BPSU agrees to pay cut
Members of the island's white-collar union are believed to have voted to accept a 10 per cent pay cut and suspension of pension contributions to ease pressure on the public purse caused by the Covid-19 pandemic.
A message from the Bermuda Public Services Union, seen by The Royal Gazette, showed that 405 people agreed to the Government's proposal and 348 rejected it.
Members of the BPSU were told in a message on Tuesday: “Your union is committed to continuing the dialogue with the Bermuda Government on cost-saving measures as the BPSU strongly believes public officers should not bear the brunt of all these costs.”
The agreement came after government workers and Bermuda Economic Development Corporation employees held a series of meetings at the Fairmont Southampton last Thursday and Friday.
The union said in its update: “The purpose of these meetings was to discuss the Bermuda Government's proposal for cost-saving measures and its impact on the public service and the membership.
“In attendance at these meetings were the Minister of Finance and the Financial Secretary, who presented and discussed the current state of Bermuda's economy and Government's fiscal position because of the Covid-19 pandemic.”
The message added: “At each meeting, the members were asked to vote via secret ballot whether to accept, a yes vote, or reject, a no vote, for the 10 per cent pay cut proposed by the Government. This pay cut would be for a one-year period, July 1, 2020 to June 30, 2021, and would be coupled with a freeze on contributions to both social insurance and the Superannuation Pension Fund.”

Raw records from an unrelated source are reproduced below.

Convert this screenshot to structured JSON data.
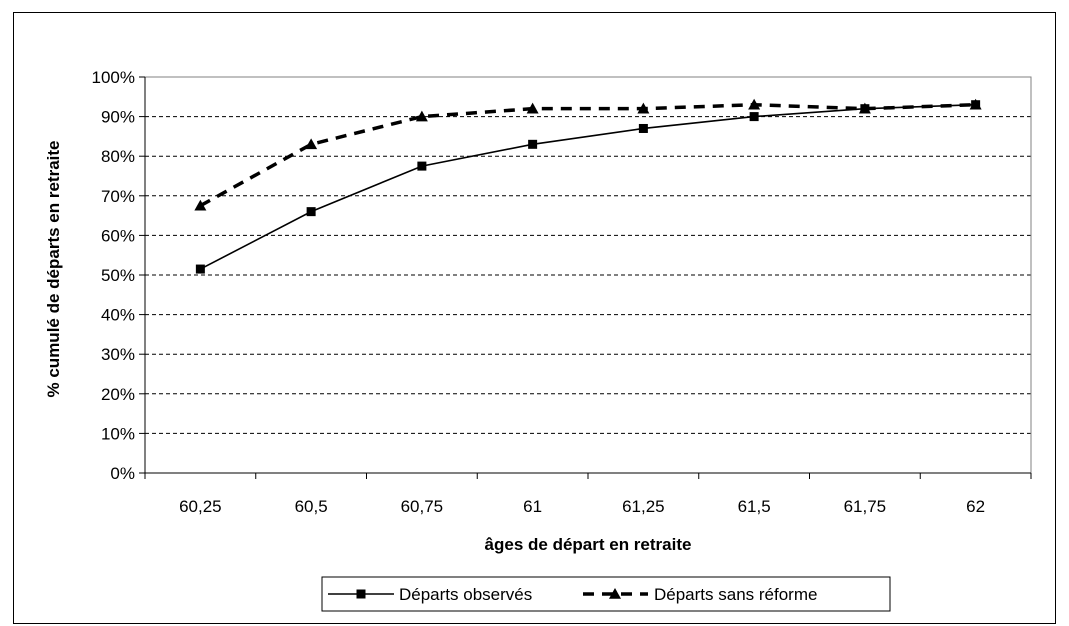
{
  "chart_data": {
    "type": "line",
    "title": "",
    "xlabel": "âges de départ en retraite",
    "ylabel": "% cumulé de départs en retraite",
    "categories": [
      "60,25",
      "60,5",
      "60,75",
      "61",
      "61,25",
      "61,5",
      "61,75",
      "62"
    ],
    "yticks": [
      "0%",
      "10%",
      "20%",
      "30%",
      "40%",
      "50%",
      "60%",
      "70%",
      "80%",
      "90%",
      "100%"
    ],
    "ylim": [
      0,
      100
    ],
    "grid": "horizontal dashed",
    "legend_position": "bottom",
    "series": [
      {
        "name": "Départs observés",
        "marker": "square",
        "line_style": "solid",
        "color": "#000000",
        "values": [
          51.5,
          66,
          77.5,
          83,
          87,
          90,
          92,
          93
        ]
      },
      {
        "name": "Départs sans réforme",
        "marker": "triangle",
        "line_style": "dashed",
        "color": "#000000",
        "values": [
          67.5,
          83,
          90,
          92,
          92,
          93,
          92,
          93
        ]
      }
    ]
  }
}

Armell Thomas, the BPSU president, could not be contacted for comment yesterday.
Inspector Emmerson Carrington, the chairman of the Bermuda Police Association, said yesterday that talks with the Government continued.
He added: “Everybody understands that there are some serious implications because of Covid, so nobody is trying to be unreasonable because they have to be realistic.”
Mr Carrington highlighted that government revenues were hit by restrictions on commercial flights for more than three months, as well as by the virtual cancellation of the cruise ship season. But he said that unresolved grievances still had to be tackled.
Mr Carrington added: “All unions have outstanding matters; that's why all the unions thought it was a negotiation until the finance minister made it clear that it wasn't.”
He said: “We recognise that people in the community are not working, that some probably wouldn't have a job for the next year, year and a half, while things recover, and other people are working all this time.”
Mr Carrington added: “Obviously, public servants know that they have to do their bit as well. That's why it has to be negotiation — you can't expect things to be forced down people's throat.”
But he predicted: “I'm confident that, in the end, everybody will be satisfied.”
Chris Furbert, the president of the blue-collar Bermuda Industrial Union, said yesterday that three meetings were held on Monday and Tuesday.
It is understood that the results of secret ballots at that time had not been revealed to members.
Curtis Dickinson, the Minister of Finance, told public-sector workers in an open letter last week that a savings package would save jobs, although the plan was “perhaps tougher than the unions had envisaged”.
He wrote: “After factoring in the impact of Covid-19, the revised deficit for 2020-21 is estimated to be in the range of $275 to $315 million.”
Mr Dickinson added: “The Government now needs to raise $700 million to finance the 2020-21 deficit, refinance short-term credit facilities and other current government bonds with relatively high interest rates and also fund possible deficits over the next two years.”
Members of the Bermuda Union of Teachers voted to accept a temporary pay cut last week.
The Ministry of Finance did not respond to a request for comment.